Monday 27 August 2012

Morning After

This is uncomfortably akward. Not like theres any comfortable akwardness, but still...
Im not very good in tense situations. I feel like i need to say something. And i dont. So most of the time, i end up saying stuff that aggravates the situation. Waayyy aggravates.
I cant shut up about this. Ive got to say something.
Now hes uncomfortable as well.
Yeah run away. Like you did at 5 this morning. Like you keep doing.
We have to talk about this. I dont want to fight with you.
I dont want to lose your friendship.

I mean, i wont die, but it wont be fun either.
I suspect maybe I... 

Damn.
Love is a pretty strong word.

I dont want to rush this. Its too soon to rule out the possibility of a rebound reaction. I just have to be sure.

I have to be sure.

Last night.
Last night was not the first time last night happened, if you get what i mean.
And i wasnt exactly surprised.

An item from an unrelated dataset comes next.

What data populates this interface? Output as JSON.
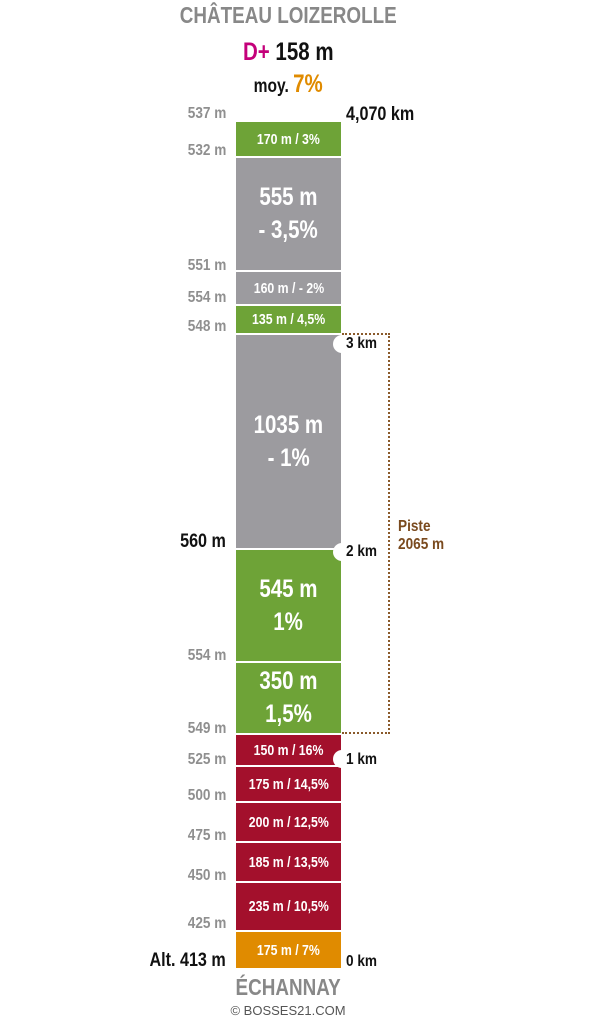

I was kinda expecting it.

Maybe I wanted it.

Maybe.

But somebody had to be sensible. And for once in my life, i did the sensible thing. For once.

It didnt come easy.

What, you think I was asleep??!
For a smart guy you can be awfully dense.

Awfully.

I dont want to do this under these circumstances. Because we both know how this is going to play out.
I leave here after we 'do something fun', like im going to see you again and we both know thats a lot of bullshit because we wont be able to stand each other.
We wouldnt be able to stand ourselves.

Youre not someone Id want to lose over a night. No.

What you are.
You are someone id like to do everything right with. For once in my life. Everything right, every correct process.
Every one of them. Over and over again.

Its not quite as scary anymore.

Now Im being melodramatic, so Ill just stop.
I hope you read this...

1 comment:

  1. You got skills, better than me actually. Thats awesome.
    You got poetry skills, i just tell stories.